Er drehte sich zu ihr herum, legte seine Finger auf ihre, umschloss sie und gab ihren Fingerspitzen ein Küsschen.
„Warum sollte es mir schlecht gehen?“, fragte er sie, lächelte und beugte sich vor, um ihre glatte, vom Sommer gebräunten Stirn zu küssen.
„Wegen des Telefonats“, meinte sie.
„Telefonat?“, fragte Kelvin sie.

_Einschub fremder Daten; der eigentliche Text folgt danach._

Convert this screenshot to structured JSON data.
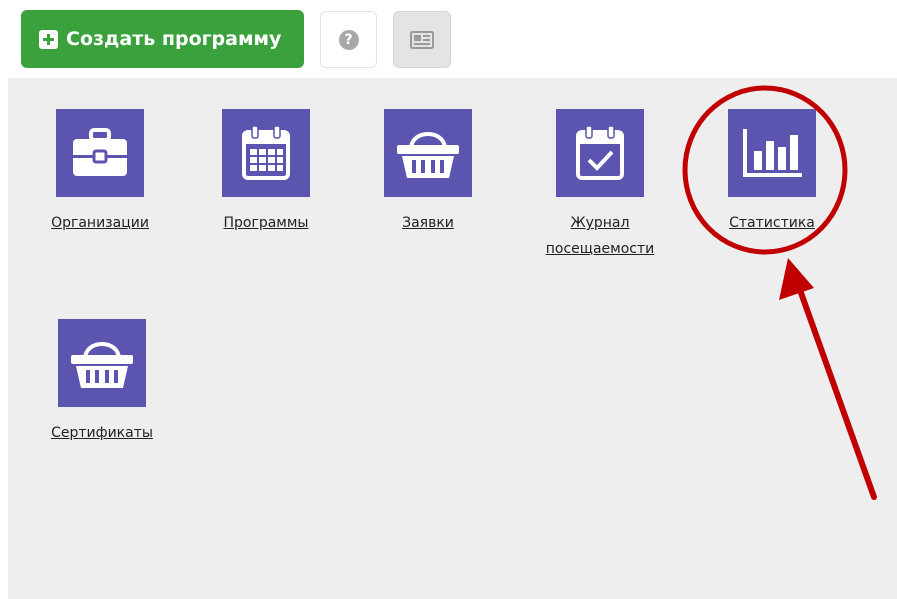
{
  "toolbar": {
    "create_label": "Создать программу",
    "help_glyph": "?"
  },
  "tiles": [
    {
      "label": "Организации",
      "icon": "briefcase-icon"
    },
    {
      "label": "Программы",
      "icon": "calendar-icon"
    },
    {
      "label": "Заявки",
      "icon": "basket-icon"
    },
    {
      "label": "Журнал посещаемости",
      "icon": "calendar-check-icon"
    },
    {
      "label": "Статистика",
      "icon": "bar-chart-icon"
    },
    {
      "label": "Сертификаты",
      "icon": "basket-icon"
    }
  ],
  "colors": {
    "create_button": "#3aa13d",
    "tile_icon_bg": "#5b55b0",
    "panel_bg": "#eeeeee",
    "annotation": "#c00000"
  }
}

Er deutete ein kurzes Kopfschütteln an und merkte, wie sich in ihm Verwunderung ausbreitete.
„Dass du eben, äh …“, sie schaute ihn aus ihren blauen, wunderschönen, ihn immer wieder aufs Neue faszinierenden Augen an. „… geführt hast.“
Er schmunzelte hilflos.
Dann fragte er sie: „Welches Telefonat?“
Bettys Nachricht: „Bin in drei Stunden da“, hatte Kelvin den Hals zugeschnürt.
Attacke!
Nicht, weil er Angst davor hatte, seiner ehemaligen Schulkameradin unter die Augen zu treten; sondern weil er ihr Telefonat vergessen hatte.
Es war weg gewesen.
Wie weggewischt.
Ausgelöscht.
Rausgerissen aus meinen Erinnerungen, dachte er, während er den Rückwärtsgang in seinen Mercedes einlegte und sich darüber wunderte, nein, nicht wunderte, er erschreckt davon war, wie ihm das Gespräch entglitten war.

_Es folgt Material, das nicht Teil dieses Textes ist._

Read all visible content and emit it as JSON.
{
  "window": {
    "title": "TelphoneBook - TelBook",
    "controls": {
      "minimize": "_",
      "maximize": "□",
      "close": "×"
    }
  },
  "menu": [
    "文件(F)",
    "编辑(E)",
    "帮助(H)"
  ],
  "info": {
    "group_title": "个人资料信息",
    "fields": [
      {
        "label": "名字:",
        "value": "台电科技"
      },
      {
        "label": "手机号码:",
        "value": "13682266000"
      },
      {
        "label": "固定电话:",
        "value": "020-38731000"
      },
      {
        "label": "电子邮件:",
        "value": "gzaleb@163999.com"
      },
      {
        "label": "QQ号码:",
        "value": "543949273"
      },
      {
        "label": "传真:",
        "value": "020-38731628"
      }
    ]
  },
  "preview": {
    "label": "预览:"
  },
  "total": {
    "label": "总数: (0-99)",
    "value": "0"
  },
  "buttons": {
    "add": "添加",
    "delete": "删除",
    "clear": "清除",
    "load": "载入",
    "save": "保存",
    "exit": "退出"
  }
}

Er hatte den Hörer noch gar nicht vom Ohr genommen, da war es, als wäre die Verbindung gekappt gewesen. Als habe er nicht mit Betty gesprochen, als habe er sich mit seiner damaligen Schulfreundin nicht im Café verabredet. Seine Magie wirkt immer noch, dachte er, als er spürte, wie sich der Wagen butterweich in Bewegung setzte, er den Kies unter den Reifen knirschen hörte. Sie ist stärker als wir es damals, als wir Kinder waren, angenommen haben. Um dann zu merken, wie sich seine Gedanken wieder zu verwirren begangen. In ihm sträubte sich etwas. Es war Kelvin, als wolle jemand, oder irgendetwas, ihn daran hindern, klar zu denken. So, als zerrten zwei starke Männer an ihm. Jeder darum bemüht, ihn auf seine Seite zu ziehen. Kelvin hatte noch nie viel von Metaphern gehalten oder sich vorstellen können, wie zwei Herzen in seiner Brust schlagen konnten. Für ihn gab es Schwarz oder Weiß. Wie sollte man sonst erfolgreich sein? Das war unmöglich. Nur um jetzt zu begreifen, dass es sehr wohl Schattierungen gab. Fein skizzierte Linien, deren Verlauf er nicht gleich überblicken, geschweige denn verstehen konnte. Kelvin begriff, dass er unter dem – Bann? – seines Gegners stand. Der alles daran setzte, um ihn davon abzuhalten, wieder der zu werden, der er einmal gewesen war.
Wer war ich?, fragte sich Kelvin in dem Moment, als er einen Blick in den Rückspiegel warf und glaubte, vom Schlag getroffen zu werden.
Erst hatte er angenommen, sich geirrt zu haben. Einer Sinnestäuschung unterlegen zu sein.